Prompt Engineering Techniques That Work

Beginner 10 min read

What you'll learn

✓How to write clear, testable instructions
✓When few-shot examples beat zero-shot
✓How to enforce structured output
✓Chain-of-thought and when not to use it
✓How to evaluate prompt changes systematically

Prerequisites

•Basic Python familiarity

Prompt engineering sounds vague, but the underlying job is concrete: write instructions that produce reliable outputs for the inputs you actually see. The techniques below are the ones that survive contact with real applications. None of them are magic; together they give you a workflow that beats trial and error.

Start with a clear contract

Treat every prompt like an API contract. State the goal in one sentence. Describe the input. Describe the expected output exactly, including format and edge cases. List what the model must not do. If a human reading the prompt cannot describe the right output for a tricky input, the model will not either.

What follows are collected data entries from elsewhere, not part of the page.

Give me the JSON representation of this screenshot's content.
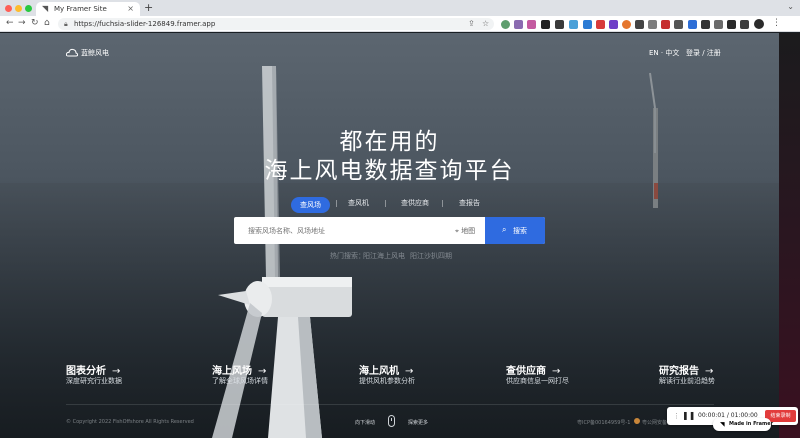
{
  "browser": {
    "tab_title": "My Framer Site",
    "tab_close": "×",
    "new_tab": "+",
    "tab_menu": "⌄",
    "url": "https://fuchsia-slider-126849.framer.app",
    "back": "←",
    "forward": "→",
    "reload": "↻",
    "home": "⌂",
    "share_icon": "⇪",
    "star_icon": "☆",
    "menu": "⋮"
  },
  "header": {
    "logo": "蓝鲸风电",
    "lang": "EN · 中文",
    "login": "登录 / 注册"
  },
  "hero": {
    "line1": "都在用的",
    "line2": "海上风电数据查询平台"
  },
  "search": {
    "tabs": [
      "查风场",
      "查风机",
      "查供应商",
      "查报告"
    ],
    "placeholder": "搜索风场名称、风场地址",
    "map_label": "地图",
    "button": "搜索",
    "hot_label": "热门搜索：",
    "hot_items": [
      "阳江海上风电",
      "阳江沙扒四期"
    ]
  },
  "features": [
    {
      "title": "图表分析",
      "desc": "深度研究行业数据"
    },
    {
      "title": "海上风场",
      "desc": "了解全球风场详情"
    },
    {
      "title": "海上风机",
      "desc": "提供风机参数分析"
    },
    {
      "title": "查供应商",
      "desc": "供应商信息一网打尽"
    },
    {
      "title": "研究报告",
      "desc": "解读行业前沿趋势"
    }
  ],
  "footer": {
    "copyright": "© Copyright 2022 FishOffshore All Rights Reserved",
    "scroll_down": "向下滑动",
    "explore": "探索更多",
    "icp": "粤ICP备00164959号-1",
    "icp2": "粤公网安备"
  },
  "video": {
    "grip": "⋮",
    "pause": "❚❚",
    "time": "00:00:01 / 01:00:00",
    "stop": "结束录制"
  },
  "framer_badge": {
    "icon": "◥",
    "label": "Made in Framer"
  },
  "colors": {
    "accent": "#2f6be0",
    "stop": "#e23b3b"
  }
}
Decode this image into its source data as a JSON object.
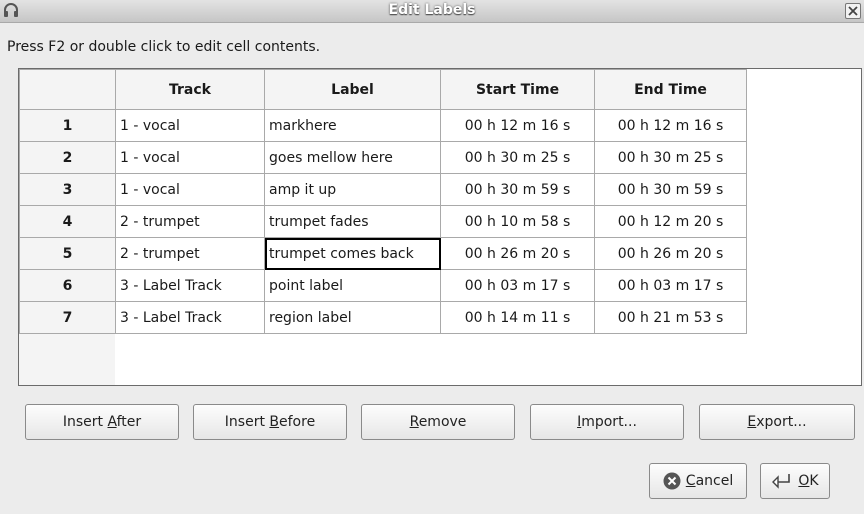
{
  "window": {
    "title": "Edit Labels"
  },
  "hint": "Press F2 or double click to edit cell contents.",
  "columns": [
    "Track",
    "Label",
    "Start Time",
    "End Time"
  ],
  "rows": [
    {
      "num": "1",
      "track": "1 - vocal",
      "label": "markhere",
      "start": "00 h 12 m 16 s",
      "end": "00 h 12 m 16 s"
    },
    {
      "num": "2",
      "track": "1 - vocal",
      "label": "goes mellow here",
      "start": "00 h 30 m 25 s",
      "end": "00 h 30 m 25 s"
    },
    {
      "num": "3",
      "track": "1 - vocal",
      "label": "amp it up",
      "start": "00 h 30 m 59 s",
      "end": "00 h 30 m 59 s"
    },
    {
      "num": "4",
      "track": "2 - trumpet",
      "label": "trumpet fades",
      "start": "00 h 10 m 58 s",
      "end": "00 h 12 m 20 s"
    },
    {
      "num": "5",
      "track": "2 - trumpet",
      "label": "trumpet comes back",
      "start": "00 h 26 m 20 s",
      "end": "00 h 26 m 20 s"
    },
    {
      "num": "6",
      "track": "3 - Label Track",
      "label": "point label",
      "start": "00 h 03 m 17 s",
      "end": "00 h 03 m 17 s"
    },
    {
      "num": "7",
      "track": "3 - Label Track",
      "label": "region label",
      "start": "00 h 14 m 11 s",
      "end": "00 h 21 m 53 s"
    }
  ],
  "selected_cell": {
    "row": 5,
    "column": "Label"
  },
  "buttons": {
    "insert_after": {
      "pre": "Insert ",
      "mn": "A",
      "post": "fter"
    },
    "insert_before": {
      "pre": "Insert ",
      "mn": "B",
      "post": "efore"
    },
    "remove": {
      "pre": "",
      "mn": "R",
      "post": "emove"
    },
    "import": {
      "pre": "",
      "mn": "I",
      "post": "mport..."
    },
    "export": {
      "pre": "",
      "mn": "E",
      "post": "xport..."
    },
    "cancel": {
      "pre": "",
      "mn": "C",
      "post": "ancel"
    },
    "ok": {
      "pre": "",
      "mn": "O",
      "post": "K"
    }
  },
  "icons": {
    "window": "headphones-icon",
    "close": "close-icon",
    "cancel": "cancel-circle-icon",
    "ok": "enter-arrow-icon"
  }
}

A useful structure for system prompts: role, task, constraints, output format, then any examples. Keep it short. Long system prompts hurt latency, cost, and often quality, because the model has more to weigh.

Use structured output

Free-form prose is hard to parse and easy to drift. When you can, ask for JSON with a fixed schema, or use a structured output feature when the SDK supports it. With the Anthropic, OpenAI, and Google SDKs, you can pass a JSON schema and the model will conform to it most of the time. For models without that feature, give a strict format and a worked example.

import json
from anthropic import Anthropic

client = Anthropic()

prompt = """
You triage support tickets. Return JSON with keys:
- category: one of ["billing", "technical", "account", "other"]
- priority: one of ["low", "medium", "high"]
- summary: a single short sentence

Ticket: I cannot log in and my trial expires tomorrow.
JSON:
"""

resp = client.messages.create(
    model="claude-opus-4-7",
    max_tokens=256,
    messages=[{"role": "user", "content": prompt}],
)
data = json.loads(resp.content[0].text)
print(data)

If the model occasionally adds prose around the JSON, post-process by extracting the first {...} block, or use the SDK’s structured-output mode.

Few-shot examples beat description

For anything with a specific style or format, two or three concrete examples beat any amount of description. Pick examples that span the variety of inputs you care about, including at least one edge case. Keep them short; long examples push your real input out of the model’s working attention.

A common mistake is using examples that all look alike. The model will then assume every input matches that mold and fail on anything that does not. Diversity in examples teaches the boundary.

Chain-of-thought, used sparingly

Asking the model to think step by step before answering helps for genuine reasoning tasks: math, multi-step logic, code with tricky control flow. It does not help (and sometimes hurts) for simple classification or pure recall. For modern models with built-in reasoning, you often do not need to ask for chain-of-thought explicitly; the model already does it internally.

When you do use chain-of-thought, separate the reasoning from the final answer so you can extract just the answer for downstream use. A common pattern is to ask for reasoning inside a tag, then a final answer inside another tag.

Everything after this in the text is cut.